Add the garlic, and cook for a minute or so to soften, and then the ground beef. Cook until the beef is starting to brown, stirring and chopping with a spoon to break up the meat, approximately 5 to 7 minutes. Pour off excess fat, leaving only a tablespoon or two in the pan.

Heat oven to 325. Add the chile powder, cumin, salt, pepper, cornstarch, paprika and red-pepper flakes, and stir to combine. Add the broth, stir, bring to a simmer and cook uncovered until the sauce has thickened slightly, approximately 4 to 5 minutes.

As sauce cooks, place taco shells on a sheet pan, and toast in oven until they are crisp and smell nutty. Serve a few tablespoons of meat in each taco, along with whatever toppings you like.

GRILLED STEAK TACOS WITH CHERRY TOMATO-AVOCADO SALSA

This is from Melissa Clark in The New York Times cooking e-newsletter. Melissa wrote, “In this supremely summery taco recipe, chile-rubbed grilled steak is topped with a spicy tomato-avocado salsa before being rolled into warm corn tortillas. Grilling the onions, garlic and jalapeño for the salsa adds a concentrated sweetness, while lime zest keeps everything sharp and bright. If you don’t have access to a grill, feel free to use your broiler.”

Yield: 8 servings

To view this online, click here.

Ingredients

For the Steak:

2 teaspoons kosher salt

2 1/2 teaspoons New Mexican or other mild chile powder

1 1/2 teaspoons ground coriander

1/2 teaspoon ground cumin

1 large garlic clove, finely grated or minced

Finely grated zest of 1 lime (cut lime into wedges for serving)
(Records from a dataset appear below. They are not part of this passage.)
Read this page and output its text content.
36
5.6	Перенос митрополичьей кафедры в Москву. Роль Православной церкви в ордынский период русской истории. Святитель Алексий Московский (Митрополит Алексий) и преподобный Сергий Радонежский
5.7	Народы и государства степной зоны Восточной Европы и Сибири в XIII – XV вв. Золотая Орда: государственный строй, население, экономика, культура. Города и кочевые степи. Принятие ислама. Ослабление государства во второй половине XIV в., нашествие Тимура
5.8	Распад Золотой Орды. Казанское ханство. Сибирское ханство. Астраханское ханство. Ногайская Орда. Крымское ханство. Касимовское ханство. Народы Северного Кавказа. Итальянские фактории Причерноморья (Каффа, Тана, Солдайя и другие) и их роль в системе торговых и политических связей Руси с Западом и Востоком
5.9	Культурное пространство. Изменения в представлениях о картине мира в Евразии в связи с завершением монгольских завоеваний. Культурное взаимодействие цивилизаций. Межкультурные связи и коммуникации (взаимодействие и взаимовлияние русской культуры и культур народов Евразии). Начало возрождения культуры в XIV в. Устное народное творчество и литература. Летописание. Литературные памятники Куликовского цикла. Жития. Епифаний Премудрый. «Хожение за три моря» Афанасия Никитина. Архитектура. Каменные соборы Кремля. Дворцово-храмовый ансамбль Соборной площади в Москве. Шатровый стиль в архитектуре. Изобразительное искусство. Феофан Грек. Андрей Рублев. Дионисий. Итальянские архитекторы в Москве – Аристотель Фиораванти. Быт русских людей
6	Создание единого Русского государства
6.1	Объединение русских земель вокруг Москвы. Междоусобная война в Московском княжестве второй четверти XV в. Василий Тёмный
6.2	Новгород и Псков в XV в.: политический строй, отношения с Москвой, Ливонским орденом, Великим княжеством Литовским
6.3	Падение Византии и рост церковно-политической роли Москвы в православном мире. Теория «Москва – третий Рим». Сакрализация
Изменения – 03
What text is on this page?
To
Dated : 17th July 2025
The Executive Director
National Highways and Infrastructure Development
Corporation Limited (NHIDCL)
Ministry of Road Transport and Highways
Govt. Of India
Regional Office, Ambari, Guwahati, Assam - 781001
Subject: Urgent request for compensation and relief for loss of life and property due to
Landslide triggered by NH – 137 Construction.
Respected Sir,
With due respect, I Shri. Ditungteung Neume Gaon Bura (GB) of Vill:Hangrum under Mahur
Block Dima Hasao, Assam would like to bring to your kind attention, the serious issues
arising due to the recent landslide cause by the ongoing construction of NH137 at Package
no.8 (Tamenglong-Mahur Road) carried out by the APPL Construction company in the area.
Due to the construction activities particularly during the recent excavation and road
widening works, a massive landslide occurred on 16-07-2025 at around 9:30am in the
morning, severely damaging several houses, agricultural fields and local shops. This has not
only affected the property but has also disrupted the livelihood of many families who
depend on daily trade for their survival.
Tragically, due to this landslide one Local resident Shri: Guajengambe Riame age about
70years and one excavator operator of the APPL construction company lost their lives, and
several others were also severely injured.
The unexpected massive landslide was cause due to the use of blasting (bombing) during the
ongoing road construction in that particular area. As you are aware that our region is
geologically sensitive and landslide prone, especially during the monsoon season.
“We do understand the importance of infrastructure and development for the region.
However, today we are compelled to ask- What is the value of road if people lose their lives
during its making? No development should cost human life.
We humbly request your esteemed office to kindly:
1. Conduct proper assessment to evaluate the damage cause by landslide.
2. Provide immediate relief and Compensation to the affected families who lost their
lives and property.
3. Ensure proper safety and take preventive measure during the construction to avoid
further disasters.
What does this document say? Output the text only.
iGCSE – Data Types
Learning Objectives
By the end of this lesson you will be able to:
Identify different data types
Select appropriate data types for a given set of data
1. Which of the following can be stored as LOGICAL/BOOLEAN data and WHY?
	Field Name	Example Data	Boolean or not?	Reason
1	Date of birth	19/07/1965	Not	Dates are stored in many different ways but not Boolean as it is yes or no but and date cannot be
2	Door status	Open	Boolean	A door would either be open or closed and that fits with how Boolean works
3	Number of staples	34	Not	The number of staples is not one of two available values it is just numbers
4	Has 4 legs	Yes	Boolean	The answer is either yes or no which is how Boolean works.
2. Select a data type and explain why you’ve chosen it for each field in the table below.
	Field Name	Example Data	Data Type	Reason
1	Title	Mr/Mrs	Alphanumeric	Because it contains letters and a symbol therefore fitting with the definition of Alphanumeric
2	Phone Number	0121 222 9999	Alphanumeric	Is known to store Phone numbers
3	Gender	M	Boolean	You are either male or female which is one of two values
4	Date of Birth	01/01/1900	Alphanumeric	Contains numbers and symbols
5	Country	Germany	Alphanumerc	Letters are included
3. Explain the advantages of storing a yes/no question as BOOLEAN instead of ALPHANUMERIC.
2 1/2 pounds skirt steak (usually 2 steaks)

For the Salsa:

1 white onion, peeled and sliced into 1-inch-thick slices

2 large garlic cloves, unpeeled

2 jalapeños

1 quart cherry tomatoes, quartered

1 avocado, diced

1/4 cup chopped cilantro leaves and stems

2 teaspoons fresh lime juice, more to taste

3/4 teaspoon kosher salt, more to taste

Corn or flour tortillas, for serving

Sliced radishes, for serving

Mexican crema or sour cream, for serving (optional)

Preparation

Prepare the steak: In a small bowl, mix together the salt, chile powder, coriander, cumin, garlic and lime zest. Rub mixture all over the steaks, cover and refrigerate for at least 1 hour or preferably overnight.

Prepare the salsa: Light the grill or heat to medium-high (or heat the broiler). Grill onion, garlic and 1 jalapeño until tender and charred on all sides, 5 to 10 minutes (or place on a broiler pan and broil). Remove from heat until cool enough to handle, then roughly chop onions, peel garlic and remove seeds and stem from jalapeño.

Transfer grilled onion, garlic and jalapeño to a blender or mini food processor. Halve the fresh jalapeño and seed it, if desired, then add it to the blender. Process to a chunky paste. Scrape into a serving bowl and toss with tomatoes, avocado, cilantro, lime juice and salt.

Add more charcoal to the grill, if needed, and grill the steaks until done to taste, about 2 minutes per side for rare (or broil). Let meat rest on a cutting board covered with foil for at least 7 minutes. Meanwhile, grill or broil the tortillas until warm.

To serve, slice the meat across the grain, and serve with the warm tortillas, radishes, lime wedges, salsa and crema. Let people assemble their own tacos at the table.